Wills & Trusts
Estate Administration
The unified gift and estate tax structure permits an unlimited marital deduction for transfers of property between spouses. Thus, when both spouses are living, they are free to transfer ownership of property between them as they see fit, without any gift tax. Likewise, the unlimited marital deduction effectively allows the first spouse to die to leave his or her entire estate to the surviving spouse, with no estate tax liability, regardless of the size of his or her estate.
A QTIP trust can be a testamentary trust (created in the decedent’s will) or a continuing trust built into the decedent’s revocable trust. Either way a QTIP trust is designed to provide a life income interest to the surviving spouse with a direction that trust assets may not be used for anyone other than the surviving spouse during the surviving spouse’s lifetime.

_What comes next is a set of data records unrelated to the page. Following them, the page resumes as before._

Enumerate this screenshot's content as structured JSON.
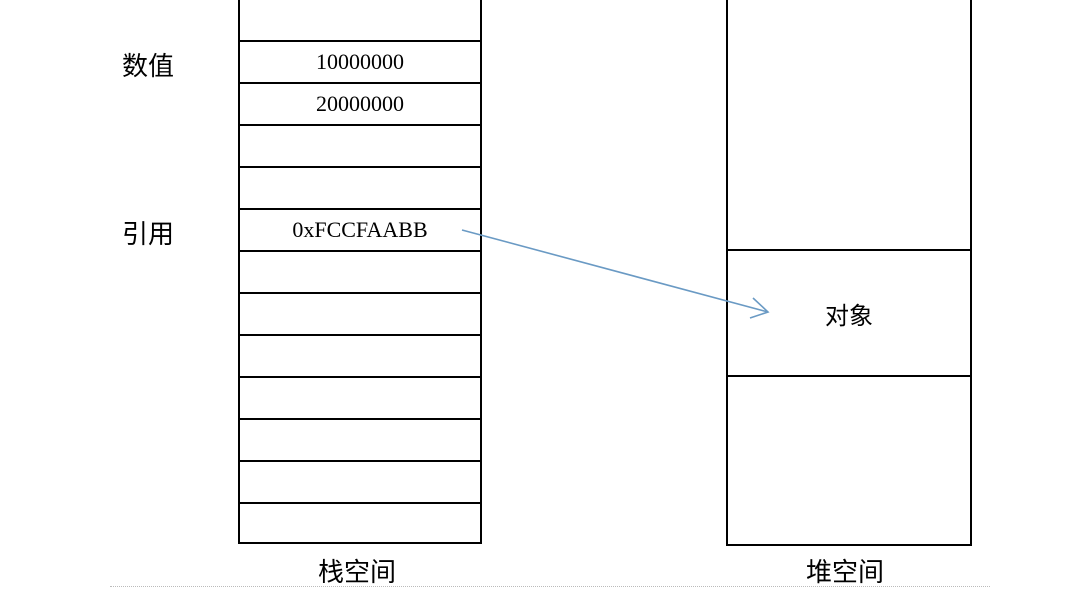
{
  "left_labels": {
    "value": "数值",
    "reference": "引用"
  },
  "stack": {
    "title": "栈空间",
    "cells": [
      "",
      "10000000",
      "20000000",
      "",
      "",
      "0xFCCFAABB",
      "",
      "",
      "",
      "",
      "",
      "",
      ""
    ]
  },
  "heap": {
    "title": "堆空间",
    "object_label": "对象"
  },
  "colors": {
    "arrow": "#6a9ac4",
    "lines": "#000000"
  }
}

Before 1982, an individual was required to make an outright bequest to a spouse in order for the gifted property to qualify for the unlimited marital deduction. Thus, the individual was forced to make a difficult choice between utilizing the marital deduction to preserve estate assets and running the risk of those assets ending up in the hands of a surviving spouse’s new family in the event of remarriage.
QTIP trusts allow the first spouse to die to control the ultimate disposition of his or her property after the death of the surviving spouse. QTIP trusts are often used for this purpose. This is especially common when the spouses have been previously married and have children from prior marriages (so-called Blended Families).